Sparse Inertial Poser: Automatic 3D Human Pose Estimation from Sparse IMUs

The paper "Sparse Inertial Poser: Automatic 3D Human Pose Estimation from Sparse IMUs" introduces a novel method for human motion capture in unconstrained environments using a minimal set of Inertial Measurement Units (IMUs). Traditional approaches to human motion capture rely either on numerous sensors, which can be intrusive, or on video input, which constrains the capture to specific environments and conditions. This paper presents a method, Sparse Inertial Poser (SIP), that utilizes only six IMUs to accurately estimate 3D human pose, thereby providing a practical and less intrusive alternative for capturing human motion across diverse settings.

Method Overview

The core innovation of the SIP method lies in its use of a realistic statistical body model along with a joint optimization framework to address the under-constrained nature of pose estimation from sparse IMUs. The statistical model incorporates anthropometric constraints, facilitating the mapping of orientation and acceleration data into full-body poses without the need for extensive video data or a large array of sensors. The SIP configuration employs six IMUs placed on the wrists, lower legs, back, and head, and achieves high accuracy even for arbitrary human motions.

Experimental Results

The empirical evaluation of SIP is performed using the TNT15 dataset, where the method demonstrates superior accuracy compared to traditional baseline approaches that either use more sensors or rely on video input. Furthermore, SIP has been tested on newly recorded datasets capturing challenging outdoor activities like climbing and jumping. The results underscore SIP's robustness and applicability to a wide range of motion capture tasks in dynamic environments.

Implications and Future Directions

Practically, SIP's ability to capture human motion with minimal sensors broadens the accessibility of motion capture technology, making it suitable for applications in sports analysis, virtual reality, healthcare monitoring, and more. Theoretically, SIP leverages a statistical body model's anthropometric constraints to resolve ambiguities in pose estimation, indicating promising avenues for integrating more comprehensive body models and expanding on the types of human activities that can be captured.

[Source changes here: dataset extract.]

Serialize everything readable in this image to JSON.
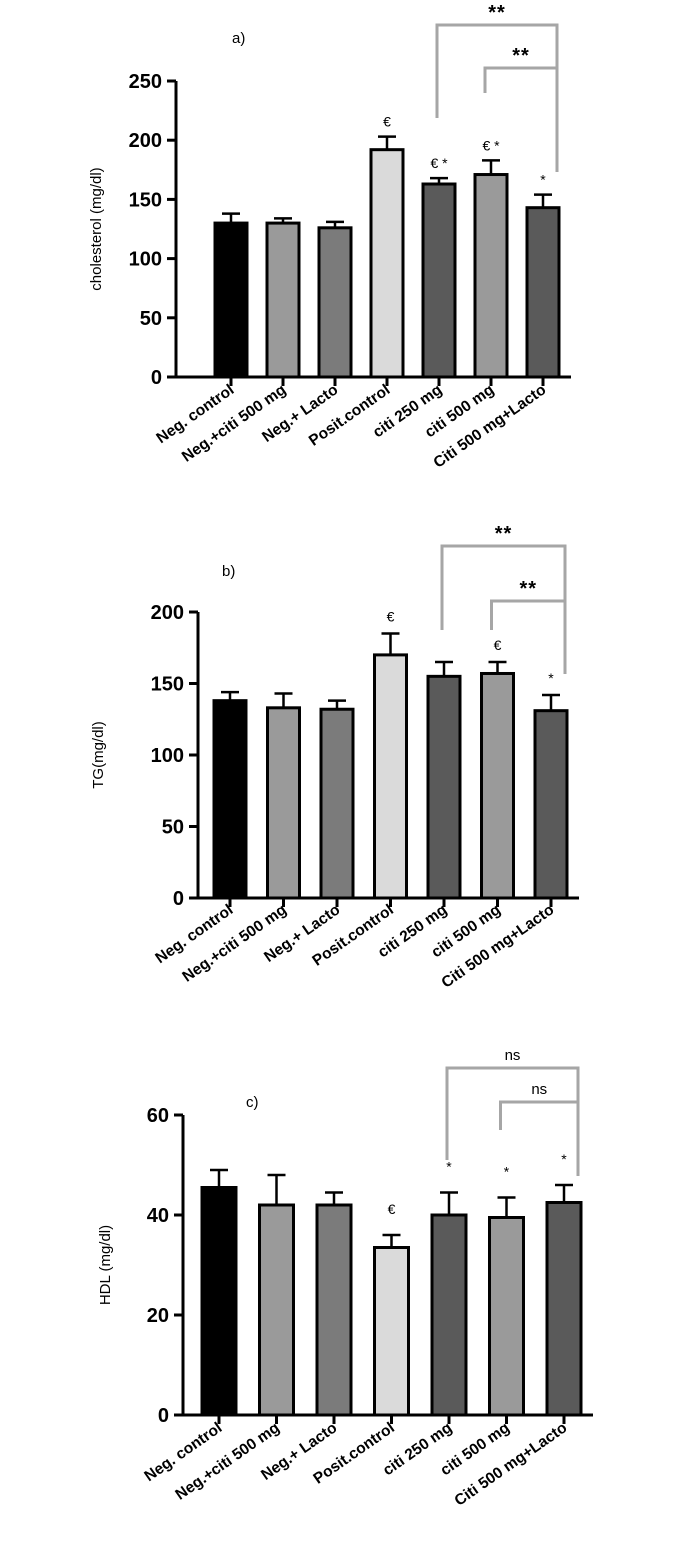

Future work could explore integrating SIP with other systems, such as GPS modules or low-cost vision systems, to enhance global position accuracy and mitigate drift. Moreover, incorporating constraints from environmental interactions or object manipulations could further improve the fidelity of motion capture. By addressing these areas, SIP could extend its utility across even more demanding application scenarios, paving the way for advanced human-computer interaction systems and comprehensive biomechanical analyses in naturalistic settings.